One family's love of the rodeo life

HE rode some of the wildest bulls, saddle bronc and bareback horses in the country during his 17-year career as a rodeo rider.

But that hasn’t made it any easier for Queanbeyan-born horseman Brett Woodbridge to watch his four children follow in his footsteps. Especially when those footsteps lead to the back of an angry, one-ton bull.

Over the past 10 years, the Woodbridge family name has become increasingly synonymous with rodeos around this part of the world.

Brett’s two eldest children, stepson Ranieri and daughter Kodie were both introduced early to the rodeo game, taking up saddle bronc riding and barrel racing respectively at a young age.

More recently however, his two younger sons Travis, 16 and 14-year-old Casey have taken to bull riding; a decision that was met with some trepidation in the Woodbridge household.

“I never wanted them to ride bulls,” Brett acknowledged. “I’d have always preferred them to ride horses but when they’re set on something you can’t change their minds.

“I watched Trav ride a bull at Queanbeyan Show and even though I used to ride them myself, I never felt so sick in all my life. The nerves and all that, it was worse than when I used to ride to see him get on one.

“But if that’s what they want to do then you’ve got to support them and you’ve got to be there for them.
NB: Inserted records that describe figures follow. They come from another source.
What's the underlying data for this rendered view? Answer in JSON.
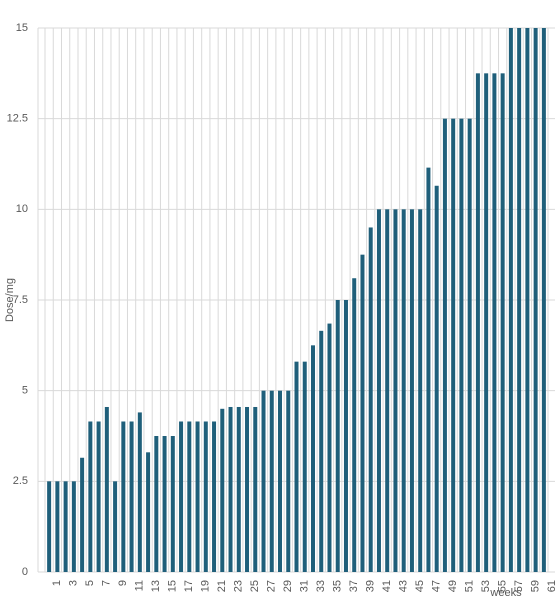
{
  "chart_data": {
    "type": "bar",
    "x_label": "weeks",
    "y_label": "Dose/mg",
    "categories": [
      "1",
      null,
      "3",
      null,
      "5",
      null,
      "7",
      null,
      "9",
      null,
      "11",
      null,
      "13",
      null,
      "15",
      null,
      "17",
      null,
      "19",
      null,
      "21",
      null,
      "23",
      null,
      "25",
      null,
      "27",
      null,
      "29",
      null,
      "31",
      null,
      "33",
      null,
      "35",
      null,
      "37",
      null,
      "39",
      null,
      "41",
      null,
      "43",
      null,
      "45",
      null,
      "47",
      null,
      "49",
      null,
      "51",
      null,
      "53",
      null,
      "55",
      null,
      "57",
      null,
      "59",
      null,
      "61"
    ],
    "values": [
      2.5,
      2.5,
      2.5,
      2.5,
      3.15,
      4.15,
      4.15,
      4.55,
      2.5,
      4.15,
      4.15,
      4.4,
      3.3,
      3.75,
      3.75,
      3.75,
      4.15,
      4.15,
      4.15,
      4.15,
      4.15,
      4.5,
      4.55,
      4.55,
      4.55,
      4.55,
      5,
      5,
      5,
      5,
      5.8,
      5.8,
      6.25,
      6.65,
      6.85,
      7.5,
      7.5,
      8.1,
      8.75,
      9.5,
      10,
      10,
      10,
      10,
      10,
      10,
      11.15,
      10.65,
      12.5,
      12.5,
      12.5,
      12.5,
      13.75,
      13.75,
      13.75,
      13.75,
      15,
      15,
      15,
      15,
      15
    ],
    "color": "#1f5f7a",
    "ylim": [
      0,
      15
    ],
    "yticks": [
      0,
      2.5,
      5,
      7.5,
      10,
      12.5,
      15
    ],
    "grid": true
  }
}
As scary as it is to watch them, I’m proud of them when I see one of them have a good ride and I know they’ve done a good job.”

Since giving up riding himself in the late 90s, Brett and wife Tracey have since turned to the supply side of the rodeo industry.

The couple nowadays provide saddle bronc and bareback horses to roughly 10 rodeos around the state each year out of their 110ha property just outside Bungendore.

And this weekend will see them bring in a full truckload of horses down the Kings Highway for the Queanbeyan Rodeo.

On Saturday, they’ll watch on as a parade of cowboys rides against the clock, hanging on for dear life on the back of one of the Woodbridge’s prized horses, as they go in search of eight seconds of guts and glory.  

And having now spent nearly 30 years on both sides of the chutes, Brett Woodbridge has a better idea than most as to just what those riders will be up against when the gate swings open.

“When you get the older horses especially who know their job, they’ll stand there nice and calm in the chute where they’ve been a million times before,” he said.

“Some of the others you’ll see playing up in the chutes and you know they’re not going to do as much.

“But when the cowboy sits down and you see the horse, calm as you like, just lean on the gate ready to go, you know that horse is going to come out bucking.”

The Queanbeyan Rodeo will be held at the Queanbeyan Showground this Saturday. Gates open at 2pm for a 4pm start. 

The Queanbeyan Rodeo will be held at the Queanbeyan Showground this Saturday. Gates open at 2pm for a 4pm start.